A potential recession, based on models we follow, could occur late-2019 to early-2021, this will most likely be caused by an overeager Fed tightening too quickly to stay ahead of inflation, which though heading higher is still somewhat benign.  Tariffs have been slapped on Chinese products, particularly in technology, with China responding in kind targeting U.S. products sensitive to states President Trump won in 2016.  Tariffs are a bogeyman to markets and they have reacted negatively each time these make the headlines.  The hope is this will lead to some concessions from China regarding theft of U.S. intellectual property and that it will not spiral out of control.

KEY THEMES     

We continue to like equities over fixed income, though by a smaller margin then we liked near the end of last year.  With rates creeping up, the gap between bond yields and the Earnings yield of the S&P 500 continues to narrow.

We still favor international equities over the long-term but are aware that during the short-term there will be some volatility.

KEY RISKS

                As mentioned above, the Fed tightening too quickly in the later stages of the business cycle has historically led to a recession.

Continued protectionist trade policy, not just in the U.S., can be a headwind for growth and impact the interconnected supply chains used throughout the globe.

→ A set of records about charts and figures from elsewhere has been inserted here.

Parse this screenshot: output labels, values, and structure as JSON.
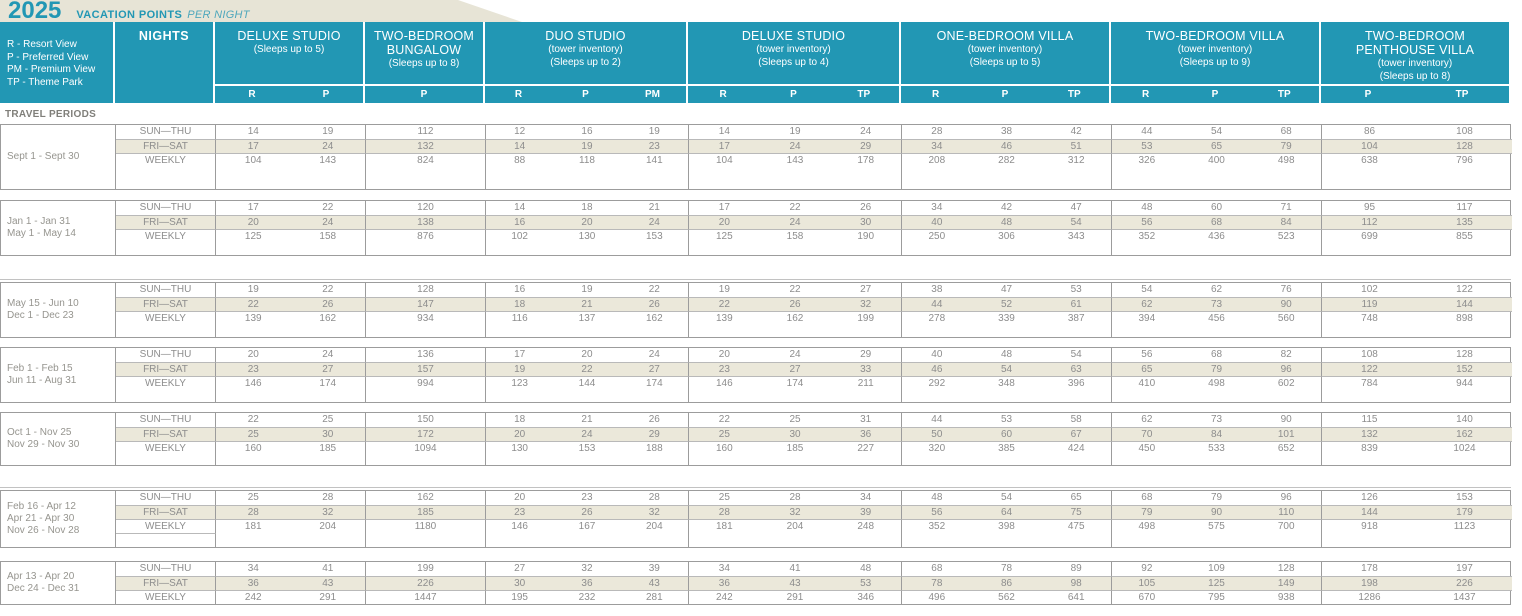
{
  "title": {
    "year": "2025",
    "heading": "VACATION POINTS",
    "subheading": "PER NIGHT"
  },
  "legend_lines": [
    "R - Resort View",
    "P - Preferred View",
    "PM - Premium View",
    "TP - Theme Park"
  ],
  "nights_label": "NIGHTS",
  "travel_periods_label": "TRAVEL PERIODS",
  "colors": {
    "teal": "#2297b4",
    "stripe_beige": "#ebe8da",
    "title_beige": "#e7e4d6"
  },
  "room_types": [
    {
      "lines": [
        "DELUXE STUDIO",
        "(Sleeps up to 5)"
      ],
      "subcols": [
        "R",
        "P"
      ]
    },
    {
      "lines": [
        "TWO-BEDROOM",
        "BUNGALOW",
        "(Sleeps up to 8)"
      ],
      "subcols": [
        "P"
      ]
    },
    {
      "lines": [
        "DUO STUDIO",
        "(tower inventory)",
        "(Sleeps up to 2)"
      ],
      "subcols": [
        "R",
        "P",
        "PM"
      ]
    },
    {
      "lines": [
        "DELUXE STUDIO",
        "(tower inventory)",
        "(Sleeps up to 4)"
      ],
      "subcols": [
        "R",
        "P",
        "TP"
      ]
    },
    {
      "lines": [
        "ONE-BEDROOM VILLA",
        "(tower inventory)",
        "(Sleeps up to 5)"
      ],
      "subcols": [
        "R",
        "P",
        "TP"
      ]
    },
    {
      "lines": [
        "TWO-BEDROOM VILLA",
        "(tower inventory)",
        "(Sleeps up to 9)"
      ],
      "subcols": [
        "R",
        "P",
        "TP"
      ]
    },
    {
      "lines": [
        "TWO-BEDROOM",
        "PENTHOUSE VILLA",
        "(tower inventory)",
        "(Sleeps up to 8)"
      ],
      "subcols": [
        "P",
        "TP"
      ]
    }
  ],
  "periods": [
    {
      "dates": [
        "Sept 1 - Sept 30"
      ],
      "rows": [
        {
          "label": "SUN—THU",
          "values": [
            14,
            19,
            112,
            12,
            16,
            19,
            14,
            19,
            24,
            28,
            38,
            42,
            44,
            54,
            68,
            86,
            108
          ]
        },
        {
          "label": "FRI—SAT",
          "values": [
            17,
            24,
            132,
            14,
            19,
            23,
            17,
            24,
            29,
            34,
            46,
            51,
            53,
            65,
            79,
            104,
            128
          ]
        },
        {
          "label": "WEEKLY",
          "values": [
            104,
            143,
            824,
            88,
            118,
            141,
            104,
            143,
            178,
            208,
            282,
            312,
            326,
            400,
            498,
            638,
            796
          ]
        }
      ]
    },
    {
      "dates": [
        "Jan 1 - Jan 31",
        "May 1 - May 14"
      ],
      "rows": [
        {
          "label": "SUN—THU",
          "values": [
            17,
            22,
            120,
            14,
            18,
            21,
            17,
            22,
            26,
            34,
            42,
            47,
            48,
            60,
            71,
            95,
            117
          ]
        },
        {
          "label": "FRI—SAT",
          "values": [
            20,
            24,
            138,
            16,
            20,
            24,
            20,
            24,
            30,
            40,
            48,
            54,
            56,
            68,
            84,
            112,
            135
          ]
        },
        {
          "label": "WEEKLY",
          "values": [
            125,
            158,
            876,
            102,
            130,
            153,
            125,
            158,
            190,
            250,
            306,
            343,
            352,
            436,
            523,
            699,
            855
          ]
        }
      ]
    },
    {
      "dates": [
        "May 15 - Jun 10",
        "Dec 1 - Dec 23"
      ],
      "rows": [
        {
          "label": "SUN—THU",
          "values": [
            19,
            22,
            128,
            16,
            19,
            22,
            19,
            22,
            27,
            38,
            47,
            53,
            54,
            62,
            76,
            102,
            122
          ]
        },
        {
          "label": "FRI—SAT",
          "values": [
            22,
            26,
            147,
            18,
            21,
            26,
            22,
            26,
            32,
            44,
            52,
            61,
            62,
            73,
            90,
            119,
            144
          ]
        },
        {
          "label": "WEEKLY",
          "values": [
            139,
            162,
            934,
            116,
            137,
            162,
            139,
            162,
            199,
            278,
            339,
            387,
            394,
            456,
            560,
            748,
            898
          ]
        }
      ]
    },
    {
      "dates": [
        "Feb 1 - Feb 15",
        "Jun 11 - Aug 31"
      ],
      "rows": [
        {
          "label": "SUN—THU",
          "values": [
            20,
            24,
            136,
            17,
            20,
            24,
            20,
            24,
            29,
            40,
            48,
            54,
            56,
            68,
            82,
            108,
            128
          ]
        },
        {
          "label": "FRI—SAT",
          "values": [
            23,
            27,
            157,
            19,
            22,
            27,
            23,
            27,
            33,
            46,
            54,
            63,
            65,
            79,
            96,
            122,
            152
          ]
        },
        {
          "label": "WEEKLY",
          "values": [
            146,
            174,
            994,
            123,
            144,
            174,
            146,
            174,
            211,
            292,
            348,
            396,
            410,
            498,
            602,
            784,
            944
          ]
        }
      ]
    },
    {
      "dates": [
        "Oct 1 - Nov 25",
        "Nov 29 - Nov 30"
      ],
      "rows": [
        {
          "label": "SUN—THU",
          "values": [
            22,
            25,
            150,
            18,
            21,
            26,
            22,
            25,
            31,
            44,
            53,
            58,
            62,
            73,
            90,
            115,
            140
          ]
        },
        {
          "label": "FRI—SAT",
          "values": [
            25,
            30,
            172,
            20,
            24,
            29,
            25,
            30,
            36,
            50,
            60,
            67,
            70,
            84,
            101,
            132,
            162
          ]
        },
        {
          "label": "WEEKLY",
          "values": [
            160,
            185,
            1094,
            130,
            153,
            188,
            160,
            185,
            227,
            320,
            385,
            424,
            450,
            533,
            652,
            839,
            1024
          ]
        }
      ]
    },
    {
      "dates": [
        "Feb 16 - Apr 12",
        "Apr 21 - Apr 30",
        "Nov 26 - Nov 28"
      ],
      "rows": [
        {
          "label": "SUN—THU",
          "values": [
            25,
            28,
            162,
            20,
            23,
            28,
            25,
            28,
            34,
            48,
            54,
            65,
            68,
            79,
            96,
            126,
            153
          ]
        },
        {
          "label": "FRI—SAT",
          "values": [
            28,
            32,
            185,
            23,
            26,
            32,
            28,
            32,
            39,
            56,
            64,
            75,
            79,
            90,
            110,
            144,
            179
          ]
        },
        {
          "label": "WEEKLY",
          "values": [
            181,
            204,
            1180,
            146,
            167,
            204,
            181,
            204,
            248,
            352,
            398,
            475,
            498,
            575,
            700,
            918,
            1123
          ]
        }
      ]
    },
    {
      "dates": [
        "Apr 13 - Apr 20",
        "Dec 24 - Dec 31"
      ],
      "rows": [
        {
          "label": "SUN—THU",
          "values": [
            34,
            41,
            199,
            27,
            32,
            39,
            34,
            41,
            48,
            68,
            78,
            89,
            92,
            109,
            128,
            178,
            197
          ]
        },
        {
          "label": "FRI—SAT",
          "values": [
            36,
            43,
            226,
            30,
            36,
            43,
            36,
            43,
            53,
            78,
            86,
            98,
            105,
            125,
            149,
            198,
            226
          ]
        },
        {
          "label": "WEEKLY",
          "values": [
            242,
            291,
            1447,
            195,
            232,
            281,
            242,
            291,
            346,
            496,
            562,
            641,
            670,
            795,
            938,
            1286,
            1437
          ]
        }
      ]
    }
  ]
}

Dollar strengthening further from this point would impact emerging market monetary policy regarding rates, capital flows, and their ability to service debt.  Here in the U.S., a stronger dollar would also make our exports more expensive before any tariffs are even levied.

KEY CHANGES

We will being using sectors in our Large Cap sleeve as this gives us more autonomy to shift positions to more favorable sectors to better utilize our research capabilities.

Upgrades

  • Small Cap – will benefit in the late cycle of the U.S. expansion and in the short to mid-term from a stronger dollar
  • Agency MBS – there is less risk, at this point, to having exposure to consumer balance sheets and provides an attractive spread over similar risk treasuries

Downgrades

  • Europe – as we mentioned above, geopolitical issues in Italian markets, the impact of trade, and Brexit are all reasons to move Europe to neutral
  • Investment-Grade Corporates – spreads are at very tight levels making valuations weak and business balance sheets are riskier than the individual consumer

 

Written by:  Antonio Belmonte, CFA, Chief Investment Officer

These are the opinions of Antonio Belmonte and not necessarily those of Cambridge, are for information purposes only, and should not be construed or acted upon as individualized investment advice.  Investing involves risk.  Depending on the types of investments, there may be varying degrees of risk.  Investors should be prepared to bear loss, including total loss of principal.  The strategies discussed herein are not designed based on the individual needs of any one specific client or investor.  In other words, it is not a customized strategy designed on the specific financial circumstances of the client.  However, prior to opening an account, Cambridge will consult with you to determine if your financial objectives are appropriate for investing in the model.  You are also provided the opportunity to place reasonable restrictions on the securities held in your account.